In a public elementary school in rural Maryland, an undergraduate philosophy student asks a room full of second graders a question. Are dreams real? If something can move, does that mean it’s alive? What is a good life? As students take turns expressing their points of view, they become a community of inquiry, not only thinking about the core question but also reflecting on their process of thinking, individually and as a group. With guidance from the facilitator, they ask for examples or reasons, offer evidence and counter-examples, make distinctions, work out appropriate criteria for evaluating answers, and watch for contradictions.
This process of activity-based philosophic inquiry, which Cristina Cammarano has been using in elementary schools on the Eastern Shore of Maryland since 2014, is designed to cultivate critical thinking, reading, and communication skills.
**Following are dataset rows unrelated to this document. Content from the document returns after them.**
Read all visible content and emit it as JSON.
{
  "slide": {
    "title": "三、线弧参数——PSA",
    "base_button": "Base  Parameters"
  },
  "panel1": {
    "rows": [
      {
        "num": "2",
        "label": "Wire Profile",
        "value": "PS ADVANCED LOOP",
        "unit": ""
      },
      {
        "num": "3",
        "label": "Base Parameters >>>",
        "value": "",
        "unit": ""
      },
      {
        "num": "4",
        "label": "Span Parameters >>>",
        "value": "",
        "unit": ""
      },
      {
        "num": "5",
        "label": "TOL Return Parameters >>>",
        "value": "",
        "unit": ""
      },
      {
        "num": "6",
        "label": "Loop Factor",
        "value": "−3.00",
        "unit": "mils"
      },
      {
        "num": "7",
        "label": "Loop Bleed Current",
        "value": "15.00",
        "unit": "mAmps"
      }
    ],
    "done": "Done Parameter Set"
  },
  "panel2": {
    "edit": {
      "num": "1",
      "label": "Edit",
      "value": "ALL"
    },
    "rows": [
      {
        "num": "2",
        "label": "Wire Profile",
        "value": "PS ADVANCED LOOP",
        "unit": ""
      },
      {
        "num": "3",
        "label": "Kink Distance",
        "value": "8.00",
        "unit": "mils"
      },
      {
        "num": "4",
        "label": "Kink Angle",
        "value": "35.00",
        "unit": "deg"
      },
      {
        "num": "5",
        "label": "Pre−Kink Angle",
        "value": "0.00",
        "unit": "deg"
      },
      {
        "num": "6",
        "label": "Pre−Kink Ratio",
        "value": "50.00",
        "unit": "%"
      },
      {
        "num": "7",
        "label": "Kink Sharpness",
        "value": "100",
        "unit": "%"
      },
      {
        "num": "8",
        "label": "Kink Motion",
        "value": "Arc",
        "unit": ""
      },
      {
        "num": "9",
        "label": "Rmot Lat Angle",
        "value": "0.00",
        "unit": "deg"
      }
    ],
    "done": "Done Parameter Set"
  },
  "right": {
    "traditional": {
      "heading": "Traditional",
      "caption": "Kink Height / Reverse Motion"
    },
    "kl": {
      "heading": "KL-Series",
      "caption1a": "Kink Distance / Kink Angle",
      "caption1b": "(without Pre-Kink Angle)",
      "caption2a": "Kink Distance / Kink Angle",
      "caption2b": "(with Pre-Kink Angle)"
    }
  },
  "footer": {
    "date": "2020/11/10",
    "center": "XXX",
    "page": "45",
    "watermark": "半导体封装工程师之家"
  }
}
Research shows that this method, first developed by Matthew Lipman and Ann Sharp at Montclair State University in the 1970s, also helps develop young people’s socio-emotional capacities, such as listening and valuing different opinions, and promotes self-esteem.
Despite all the positive outcomes associated with engaging in philosophy at a young age, it is by and large absent from American public K-12 education, save for a handful of well-resourced schools. Cammarano has been working to fill this gap through P.i.E.: Philosophy in K-12 Education. Over the past four years, the program has grown in response to requests from students, teachers, and parents throughout the district. Cammarano will use the Fellowship to launch a new phase of the program, including a summer camp for high schoolers, Philosophy Saturdays for children and families, and a summer institute to help teachers lead philosophy sessions in their own classrooms. Her ultimate goal for the Fellowship is to foster a culture of philosophy in her local community and encourage a cohort of K-12 teachers to become ambassadors in their home schools.